The Afghan law signed by President Karzai last month -- that essentially legalizes the rape of Shia women within marriage -- is drawing wide criticism from governments around the world who have contributed troops to the fight against the Taliban. One such example is Canada, who is describing the Afghan law as "unacceptable." According to the Canadian Press:

    Defence Minister Peter MacKay said he will use this week's NATO summit to put "direct" pressure on his Afghan counterparts to abandon the legislation.


    "That's unacceptable -- period," he said Wednesday. "We're fighting for values that include equality and women's rights. This sort of legislation won't fly."

    ...

    Canada has lost 116 soldiers and spent up to $10-billion fighting to support the Karzai government.

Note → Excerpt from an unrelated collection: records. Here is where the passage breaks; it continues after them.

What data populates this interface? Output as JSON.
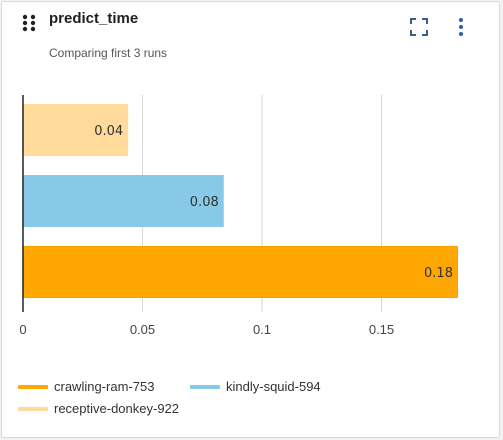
{
  "panel": {
    "title": "predict_time",
    "subtitle": "Comparing first 3 runs"
  },
  "icons": {
    "drag": "drag-handle-icon",
    "expand": "expand-icon",
    "menu": "more-vertical-icon"
  },
  "colors": {
    "crawling-ram-753": "#ffa600",
    "kindly-squid-594": "#87c9e6",
    "receptive-donkey-922": "#ffda9a",
    "grid": "#d6d6d6",
    "axis": "#222222"
  },
  "chart_data": {
    "type": "bar",
    "orientation": "horizontal",
    "categories": [
      "receptive-donkey-922",
      "kindly-squid-594",
      "crawling-ram-753"
    ],
    "values": [
      0.044,
      0.084,
      0.182
    ],
    "data_labels": [
      "0.04",
      "0.08",
      "0.18"
    ],
    "xlim": [
      0,
      0.2
    ],
    "xticks": [
      0,
      0.05,
      0.1,
      0.15
    ],
    "xtick_labels": [
      "0",
      "0.05",
      "0.1",
      "0.15"
    ],
    "grid": true,
    "legend_position": "bottom-left"
  },
  "legend": [
    {
      "label": "crawling-ram-753",
      "color": "#ffa600"
    },
    {
      "label": "kindly-squid-594",
      "color": "#87c9e6"
    },
    {
      "label": "receptive-donkey-922",
      "color": "#ffda9a"
    }
  ]
}
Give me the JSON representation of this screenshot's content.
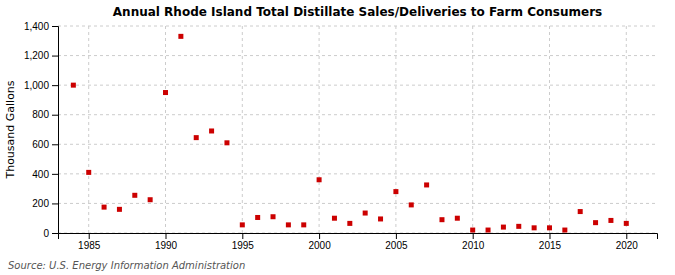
{
  "chart_data": {
    "type": "scatter",
    "title": "Annual Rhode Island Total Distillate Sales/Deliveries to Farm Consumers",
    "ylabel": "Thousand Gallons",
    "annotations": [
      "Source: U.S. Energy Information Administration"
    ],
    "color": "#cc0000",
    "marker": "square",
    "x": [
      1984,
      1985,
      1986,
      1987,
      1988,
      1989,
      1990,
      1991,
      1992,
      1993,
      1994,
      1995,
      1996,
      1997,
      1998,
      1999,
      2000,
      2001,
      2002,
      2003,
      2004,
      2005,
      2006,
      2007,
      2008,
      2009,
      2010,
      2011,
      2012,
      2013,
      2014,
      2015,
      2016,
      2017,
      2018,
      2019,
      2020
    ],
    "values": [
      1000,
      410,
      175,
      160,
      255,
      225,
      950,
      1330,
      645,
      690,
      610,
      55,
      105,
      110,
      55,
      55,
      360,
      100,
      65,
      135,
      95,
      280,
      190,
      325,
      90,
      100,
      20,
      20,
      40,
      45,
      35,
      35,
      20,
      145,
      70,
      85,
      65
    ],
    "xlim": [
      1983,
      2022
    ],
    "ylim": [
      0,
      1400
    ],
    "xticks": [
      1985,
      1990,
      1995,
      2000,
      2005,
      2010,
      2015,
      2020
    ],
    "yticks": [
      0,
      200,
      400,
      600,
      800,
      {
        "value": 1000,
        "label": "1,000"
      },
      {
        "value": 1200,
        "label": "1,200"
      },
      {
        "value": 1400,
        "label": "1,400"
      }
    ],
    "grid": true
  }
}
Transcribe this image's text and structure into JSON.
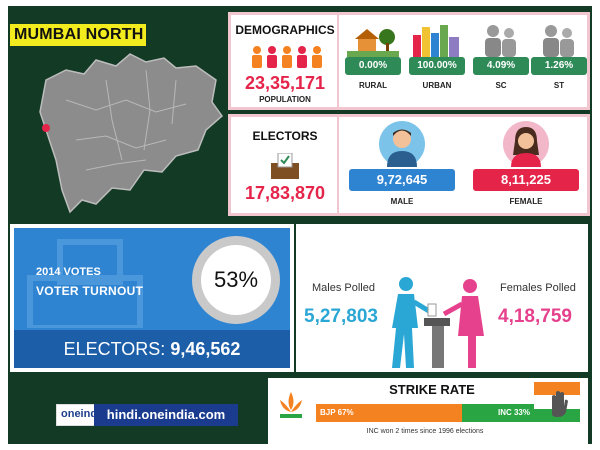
{
  "header": {
    "constituency": "MUMBAI NORTH"
  },
  "demographics": {
    "title": "DEMOGRAPHICS",
    "population": "23,35,171",
    "population_label": "POPULATION",
    "stats": [
      {
        "value": "0.00%",
        "label": "RURAL",
        "icon": "rural-house-icon"
      },
      {
        "value": "100.00%",
        "label": "URBAN",
        "icon": "city-buildings-icon"
      },
      {
        "value": "4.09%",
        "label": "SC",
        "icon": "people-sc-icon"
      },
      {
        "value": "1.26%",
        "label": "ST",
        "icon": "people-st-icon"
      }
    ]
  },
  "electors": {
    "title": "ELECTORS",
    "total": "17,83,870",
    "male": {
      "value": "9,72,645",
      "label": "MALE",
      "color": "#2f84d2"
    },
    "female": {
      "value": "8,11,225",
      "label": "FEMALE",
      "color": "#e5244a"
    }
  },
  "turnout": {
    "year_label": "2014 VOTES",
    "label": "VOTER TURNOUT",
    "percent": 53,
    "percent_text": "53%",
    "electors_label": "ELECTORS:",
    "electors_value": "9,46,562"
  },
  "polled": {
    "male_label": "Males Polled",
    "male_value": "5,27,803",
    "female_label": "Females Polled",
    "female_value": "4,18,759"
  },
  "branding": {
    "logo_text": "oneindia",
    "url": "hindi.oneindia.com"
  },
  "strike_rate": {
    "title": "STRIKE RATE",
    "bjp_label": "BJP 67%",
    "bjp_percent": 67,
    "inc_label": "INC 33%",
    "inc_percent": 33,
    "note": "INC won 2 times since 1996 elections",
    "bjp_color": "#f58220",
    "inc_color": "#2aa543"
  }
}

    Canadian officials have contacted Mr. Karzai's office and also raised their concerns with senior Afghan cabinet ministers. They say it's not yet clear what's in the law, but they're trying to find out.

As the Canada Press notes, the full details of the law remain unrevealed, and Karzai has yet to make any public statement on the matter. However, the issue has caused a stir in Afghanistan. From the BBC:

    Defenders of the law say it is an improvement on the customary laws which normally decide family matters. But critics like Member of Parliament Fawzia Koofi have accused the president of playing for votes.


    "We have elections coming up in the summer and President Karzai's dependency on these fundamentalist groups is growing - and also he wants to have the support of the extremist Shia groups."

    A separate family law for the Sunni majority is now also being drawn up. Activists fear that this too might be used to roll back Afghan women's hard-won freedoms.